I needed to talk to Benny. He had to assume something was going on when Xander changed our flights, sending us home a full twelve hours apart, but there was more than could be explained in a text, so we arranged a place and time to catch up in LA. When Xander sprang Big Bear on me, I pushed Benny back a week, only to learn, as we rounded the final bends into the cozy mountain town, that my husband had booked not one, or two, but three weeks of vacation. I balked, but Xander was positively giddy. What did I mean, I didn’t want to stay three weeks? Why hurry back to smoggy LA when we could cozy up in a lakeside cabin at seven thousand feet? Why, indeed. And so we hiked, and slept, and lunched in the village. Rode pontoon boats around the lake.

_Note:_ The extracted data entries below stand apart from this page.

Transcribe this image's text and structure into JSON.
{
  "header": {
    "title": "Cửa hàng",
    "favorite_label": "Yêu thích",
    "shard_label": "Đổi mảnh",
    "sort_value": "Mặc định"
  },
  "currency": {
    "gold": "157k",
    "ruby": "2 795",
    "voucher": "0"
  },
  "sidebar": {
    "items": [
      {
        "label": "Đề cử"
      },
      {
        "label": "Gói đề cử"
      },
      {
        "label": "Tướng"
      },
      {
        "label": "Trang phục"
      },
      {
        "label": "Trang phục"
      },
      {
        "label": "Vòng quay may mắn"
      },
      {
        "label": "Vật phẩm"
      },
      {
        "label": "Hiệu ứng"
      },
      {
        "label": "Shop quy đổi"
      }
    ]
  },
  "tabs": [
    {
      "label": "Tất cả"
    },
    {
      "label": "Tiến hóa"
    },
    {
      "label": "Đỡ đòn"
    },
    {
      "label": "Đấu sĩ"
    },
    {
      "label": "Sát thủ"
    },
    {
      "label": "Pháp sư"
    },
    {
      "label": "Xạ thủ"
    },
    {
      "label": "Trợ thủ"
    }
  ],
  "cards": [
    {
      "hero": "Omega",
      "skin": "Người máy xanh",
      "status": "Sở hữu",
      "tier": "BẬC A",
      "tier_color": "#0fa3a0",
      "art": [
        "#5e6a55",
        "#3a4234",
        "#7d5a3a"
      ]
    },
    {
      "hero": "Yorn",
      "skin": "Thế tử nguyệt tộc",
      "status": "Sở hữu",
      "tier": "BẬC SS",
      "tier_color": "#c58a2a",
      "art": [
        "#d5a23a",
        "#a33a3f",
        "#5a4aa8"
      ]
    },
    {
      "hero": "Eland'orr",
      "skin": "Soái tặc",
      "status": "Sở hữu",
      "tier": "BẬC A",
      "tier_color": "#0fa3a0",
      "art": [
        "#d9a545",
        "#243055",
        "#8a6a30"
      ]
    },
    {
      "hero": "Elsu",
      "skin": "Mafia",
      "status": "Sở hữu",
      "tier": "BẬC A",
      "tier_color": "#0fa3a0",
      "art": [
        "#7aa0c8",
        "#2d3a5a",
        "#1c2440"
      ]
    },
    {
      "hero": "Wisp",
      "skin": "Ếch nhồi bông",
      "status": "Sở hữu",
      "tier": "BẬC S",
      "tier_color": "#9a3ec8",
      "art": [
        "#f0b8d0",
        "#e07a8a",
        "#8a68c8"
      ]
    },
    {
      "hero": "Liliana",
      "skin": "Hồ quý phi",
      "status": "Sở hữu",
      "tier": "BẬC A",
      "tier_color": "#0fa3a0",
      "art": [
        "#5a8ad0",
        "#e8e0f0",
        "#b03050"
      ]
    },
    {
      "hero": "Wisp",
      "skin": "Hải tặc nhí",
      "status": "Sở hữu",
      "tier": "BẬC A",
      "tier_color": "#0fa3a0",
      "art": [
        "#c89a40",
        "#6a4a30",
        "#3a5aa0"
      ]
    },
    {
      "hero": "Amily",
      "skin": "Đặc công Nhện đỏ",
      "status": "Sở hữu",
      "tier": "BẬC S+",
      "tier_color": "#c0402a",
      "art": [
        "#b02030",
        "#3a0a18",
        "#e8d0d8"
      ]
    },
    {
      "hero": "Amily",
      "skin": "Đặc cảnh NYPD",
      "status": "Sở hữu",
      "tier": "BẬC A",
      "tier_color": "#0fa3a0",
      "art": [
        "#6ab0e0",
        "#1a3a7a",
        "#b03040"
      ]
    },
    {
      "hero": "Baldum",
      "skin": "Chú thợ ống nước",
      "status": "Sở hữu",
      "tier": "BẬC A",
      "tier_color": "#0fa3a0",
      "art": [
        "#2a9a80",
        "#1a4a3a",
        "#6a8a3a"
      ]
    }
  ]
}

I didn’t bring it up again because I didn’t know how. He’d cleared my schedule. On paper, I had no reason to go back.
When we returned to Los Angeles in late June, the need to clear things up with Benny had fizzled. We never did address the weirdness, and I convinced myself it was because Benny wanted to forget it ever happened. Luna was no longer talking about starting a firm up north, and while I had no idea what her earlier vacillation meant for the future of their marriage, I assumed they were working on things. Why confuse the matter by bringing up the Fox Theatre stairwell?
And so we went back to the way things were before the tour. With one major difference: we were now flush with cash. While I knew this would be the biggest perk of enduring thirty-eight live shows in nineteen cities across the United States, the final total floored me nonetheless. Xander and I were ready to upgrade from our budget town house to a proper single-family home.

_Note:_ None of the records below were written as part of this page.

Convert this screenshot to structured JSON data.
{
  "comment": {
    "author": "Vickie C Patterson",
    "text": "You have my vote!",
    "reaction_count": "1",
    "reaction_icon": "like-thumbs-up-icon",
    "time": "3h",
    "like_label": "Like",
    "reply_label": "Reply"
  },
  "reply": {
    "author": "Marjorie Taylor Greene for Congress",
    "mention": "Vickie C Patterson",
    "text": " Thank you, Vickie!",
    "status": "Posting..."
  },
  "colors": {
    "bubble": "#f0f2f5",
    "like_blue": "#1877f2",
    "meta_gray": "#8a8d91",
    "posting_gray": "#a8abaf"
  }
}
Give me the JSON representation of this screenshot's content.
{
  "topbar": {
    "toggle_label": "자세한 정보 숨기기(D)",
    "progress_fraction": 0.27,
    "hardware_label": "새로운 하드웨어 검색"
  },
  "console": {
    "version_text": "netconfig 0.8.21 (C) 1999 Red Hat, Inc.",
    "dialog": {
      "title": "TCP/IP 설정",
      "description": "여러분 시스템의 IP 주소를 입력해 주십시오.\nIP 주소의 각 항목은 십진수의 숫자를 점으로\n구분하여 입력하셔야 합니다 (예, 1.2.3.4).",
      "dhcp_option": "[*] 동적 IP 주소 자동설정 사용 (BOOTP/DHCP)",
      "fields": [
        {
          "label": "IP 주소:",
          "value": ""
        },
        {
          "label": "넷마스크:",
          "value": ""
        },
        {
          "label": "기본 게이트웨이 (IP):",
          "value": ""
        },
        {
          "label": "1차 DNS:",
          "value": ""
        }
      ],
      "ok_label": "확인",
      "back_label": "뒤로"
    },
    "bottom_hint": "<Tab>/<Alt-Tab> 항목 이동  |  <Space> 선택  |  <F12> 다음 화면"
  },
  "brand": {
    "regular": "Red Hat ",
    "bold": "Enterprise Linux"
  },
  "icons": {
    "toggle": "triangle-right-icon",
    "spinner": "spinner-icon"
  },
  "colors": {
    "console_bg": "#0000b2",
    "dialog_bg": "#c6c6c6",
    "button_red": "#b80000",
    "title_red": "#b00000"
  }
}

I won’t bore you with details, but suffice it to say Xander was particular. His list of must-haves was lengthy, and LA’s market was tight. I didn’t expect a perfect match. I only hoped we could find a place near Benny and Luna in the Hollywood Hills.

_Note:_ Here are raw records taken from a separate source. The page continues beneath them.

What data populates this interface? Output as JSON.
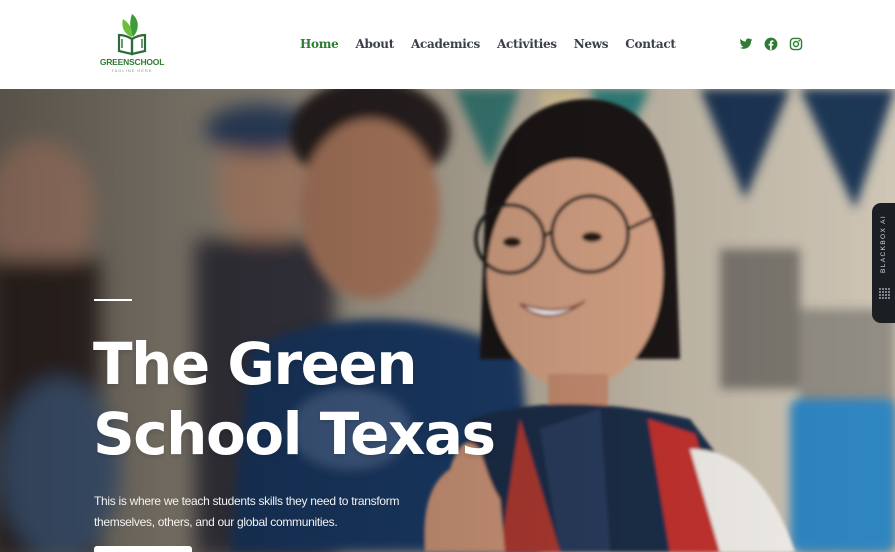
{
  "brand": {
    "name": "GREENSCHOOL",
    "tagline": "TAGLINE HERE"
  },
  "nav": {
    "items": [
      {
        "label": "Home",
        "active": true
      },
      {
        "label": "About",
        "active": false
      },
      {
        "label": "Academics",
        "active": false
      },
      {
        "label": "Activities",
        "active": false
      },
      {
        "label": "News",
        "active": false
      },
      {
        "label": "Contact",
        "active": false
      }
    ]
  },
  "social": {
    "icons": [
      "twitter-icon",
      "facebook-icon",
      "instagram-icon"
    ],
    "color": "#2e7d32"
  },
  "hero": {
    "title_line1": "The Green",
    "title_line2": "School Texas",
    "subtitle": "This is where we teach students skills they need to transform themselves, others, and our global communities.",
    "button_label": ""
  },
  "side_tab": {
    "label": "BLACKBOX AI"
  },
  "colors": {
    "accent": "#2e7d32",
    "nav_text": "#3a3f4a",
    "hero_text": "#ffffff"
  }
}
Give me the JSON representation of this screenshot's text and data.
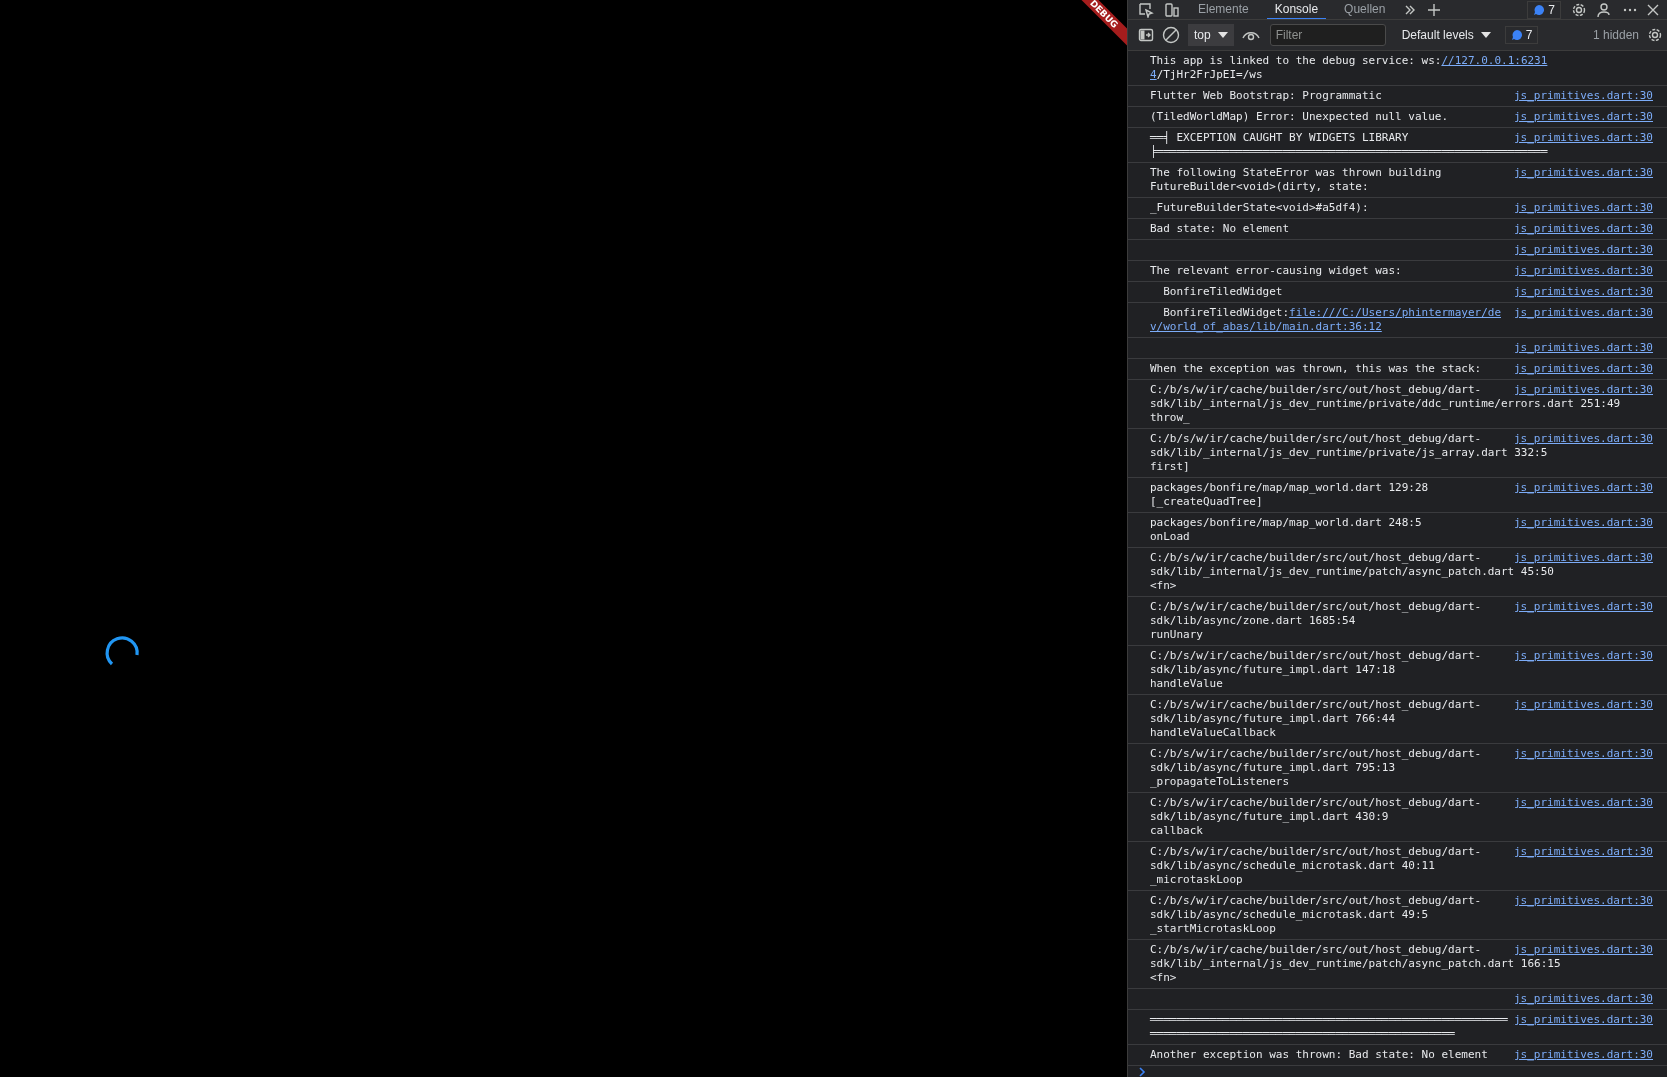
{
  "app": {
    "banner": "DEBUG",
    "loading": true
  },
  "devtools": {
    "tabs": [
      {
        "label": "Elemente",
        "selected": false
      },
      {
        "label": "Konsole",
        "selected": true
      },
      {
        "label": "Quellen",
        "selected": false
      }
    ],
    "issues_badge": "7"
  },
  "toolbar": {
    "context": "top",
    "filter_placeholder": "Filter",
    "levels": "Default levels",
    "messages_badge": "7",
    "hidden": "1 hidden"
  },
  "messages": [
    {
      "segments": [
        {
          "text": "This app is linked to the debug service: ws:",
          "link": false
        },
        {
          "text": "//127.0.0.1:6231\n4",
          "link": true
        },
        {
          "text": "/TjHr2FrJpEI=/ws",
          "link": false
        }
      ]
    },
    {
      "segments": [
        {
          "text": "Flutter Web Bootstrap: Programmatic",
          "link": false
        }
      ],
      "source": "js_primitives.dart:30"
    },
    {
      "segments": [
        {
          "text": "(TiledWorldMap) Error: Unexpected null value.",
          "link": false
        }
      ],
      "source": "js_primitives.dart:30"
    },
    {
      "segments": [
        {
          "text": "══╡ EXCEPTION CAUGHT BY WIDGETS LIBRARY\n╞═══════════════════════════════════════════════════════════",
          "link": false
        }
      ],
      "source": "js_primitives.dart:30"
    },
    {
      "segments": [
        {
          "text": "The following StateError was thrown building\nFutureBuilder<void>(dirty, state:",
          "link": false
        }
      ],
      "source": "js_primitives.dart:30"
    },
    {
      "segments": [
        {
          "text": "_FutureBuilderState<void>#a5df4):",
          "link": false
        }
      ],
      "source": "js_primitives.dart:30"
    },
    {
      "segments": [
        {
          "text": "Bad state: No element",
          "link": false
        }
      ],
      "source": "js_primitives.dart:30"
    },
    {
      "source": "js_primitives.dart:30"
    },
    {
      "segments": [
        {
          "text": "The relevant error-causing widget was:",
          "link": false
        }
      ],
      "source": "js_primitives.dart:30"
    },
    {
      "segments": [
        {
          "text": "  BonfireTiledWidget",
          "link": false
        }
      ],
      "source": "js_primitives.dart:30"
    },
    {
      "segments": [
        {
          "text": "  BonfireTiledWidget:",
          "link": false
        },
        {
          "text": "file:///C:/Users/phintermayer/de\nv/world_of_abas/lib/main.dart:36:12",
          "link": true
        }
      ],
      "source": "js_primitives.dart:30"
    },
    {
      "source": "js_primitives.dart:30"
    },
    {
      "segments": [
        {
          "text": "When the exception was thrown, this was the stack:",
          "link": false
        }
      ],
      "source": "js_primitives.dart:30"
    },
    {
      "segments": [
        {
          "text": "C:/b/s/w/ir/cache/builder/src/out/host_debug/dart-\nsdk/lib/_internal/js_dev_runtime/private/ddc_runtime/errors.dart 251:49\nthrow_",
          "link": false
        }
      ],
      "source": "js_primitives.dart:30"
    },
    {
      "segments": [
        {
          "text": "C:/b/s/w/ir/cache/builder/src/out/host_debug/dart-\nsdk/lib/_internal/js_dev_runtime/private/js_array.dart 332:5\nfirst]",
          "link": false
        }
      ],
      "source": "js_primitives.dart:30"
    },
    {
      "segments": [
        {
          "text": "packages/bonfire/map/map_world.dart 129:28\n[_createQuadTree]",
          "link": false
        }
      ],
      "source": "js_primitives.dart:30"
    },
    {
      "segments": [
        {
          "text": "packages/bonfire/map/map_world.dart 248:5\nonLoad",
          "link": false
        }
      ],
      "source": "js_primitives.dart:30"
    },
    {
      "segments": [
        {
          "text": "C:/b/s/w/ir/cache/builder/src/out/host_debug/dart-\nsdk/lib/_internal/js_dev_runtime/patch/async_patch.dart 45:50\n<fn>",
          "link": false
        }
      ],
      "source": "js_primitives.dart:30"
    },
    {
      "segments": [
        {
          "text": "C:/b/s/w/ir/cache/builder/src/out/host_debug/dart-\nsdk/lib/async/zone.dart 1685:54\nrunUnary",
          "link": false
        }
      ],
      "source": "js_primitives.dart:30"
    },
    {
      "segments": [
        {
          "text": "C:/b/s/w/ir/cache/builder/src/out/host_debug/dart-\nsdk/lib/async/future_impl.dart 147:18\nhandleValue",
          "link": false
        }
      ],
      "source": "js_primitives.dart:30"
    },
    {
      "segments": [
        {
          "text": "C:/b/s/w/ir/cache/builder/src/out/host_debug/dart-\nsdk/lib/async/future_impl.dart 766:44\nhandleValueCallback",
          "link": false
        }
      ],
      "source": "js_primitives.dart:30"
    },
    {
      "segments": [
        {
          "text": "C:/b/s/w/ir/cache/builder/src/out/host_debug/dart-\nsdk/lib/async/future_impl.dart 795:13\n_propagateToListeners",
          "link": false
        }
      ],
      "source": "js_primitives.dart:30"
    },
    {
      "segments": [
        {
          "text": "C:/b/s/w/ir/cache/builder/src/out/host_debug/dart-\nsdk/lib/async/future_impl.dart 430:9\ncallback",
          "link": false
        }
      ],
      "source": "js_primitives.dart:30"
    },
    {
      "segments": [
        {
          "text": "C:/b/s/w/ir/cache/builder/src/out/host_debug/dart-\nsdk/lib/async/schedule_microtask.dart 40:11\n_microtaskLoop",
          "link": false
        }
      ],
      "source": "js_primitives.dart:30"
    },
    {
      "segments": [
        {
          "text": "C:/b/s/w/ir/cache/builder/src/out/host_debug/dart-\nsdk/lib/async/schedule_microtask.dart 49:5\n_startMicrotaskLoop",
          "link": false
        }
      ],
      "source": "js_primitives.dart:30"
    },
    {
      "segments": [
        {
          "text": "C:/b/s/w/ir/cache/builder/src/out/host_debug/dart-\nsdk/lib/_internal/js_dev_runtime/patch/async_patch.dart 166:15\n<fn>",
          "link": false
        }
      ],
      "source": "js_primitives.dart:30"
    },
    {
      "source": "js_primitives.dart:30"
    },
    {
      "segments": [
        {
          "text": "══════════════════════════════════════════════════════\n══════════════════════════════════════════════",
          "link": false
        }
      ],
      "source": "js_primitives.dart:30"
    },
    {
      "segments": [
        {
          "text": "Another exception was thrown: Bad state: No element",
          "link": false
        }
      ],
      "source": "js_primitives.dart:30"
    }
  ]
}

But Xander wasn’t interested in the Hollywood Hills. The property he set his heart on was a 1931 Spanish revival in Mount Washington. I won’t pretend I hated the house, but this was farther out than I’d hoped to live. Without traffic it was a twenty-five-minute drive to Benny’s house. With traffic, who knew? Not to mention, there was nothing within easy walking distance of the hill. No restaurants, no theaters, no big-box stores, no pharmacies. I would need a chauffeur to go anywhere. Xander knew this.
“But we weren’t talking about Mount Washington,” I said.
I fought him on it. For the next several days I showed him listing after listing in Hollywood, Thai Town, Los Feliz, Franklin Hills.
“Stop,” he said, pushing my phone away. “There’s no point.”
He admitted then that he’d already put in an offer. Already signed the electronic forms in my name. We were in escrow. He had his reasons for doing this, of course. Xander always had his reasons. He knew I wouldn’t come around in time and didn’t want to lose the house. It was too special, what with its arched windows and doors, its painted tiles and exposed beams. Though what set it apart, in his eye, was its privacy. A metal fence encircled the entire property, with trees and bougainvillea shielding the view to the 3,100-square-foot home. The only visible neighbors were those directly to our east, a former judge and her partner.
* * *
IT WAS AROUND this time, just after our move in late July of last year, that we became aware of our superfan. He called himself TSMSYL_Number_One_Fan, and I only say “he” because he listed pronouns in his bio. We had no idea who he was, and at first, we didn’t care. “Joy Moore in the wild,” he posted, along with a photo of me walking hand in hand with Xander near our new home.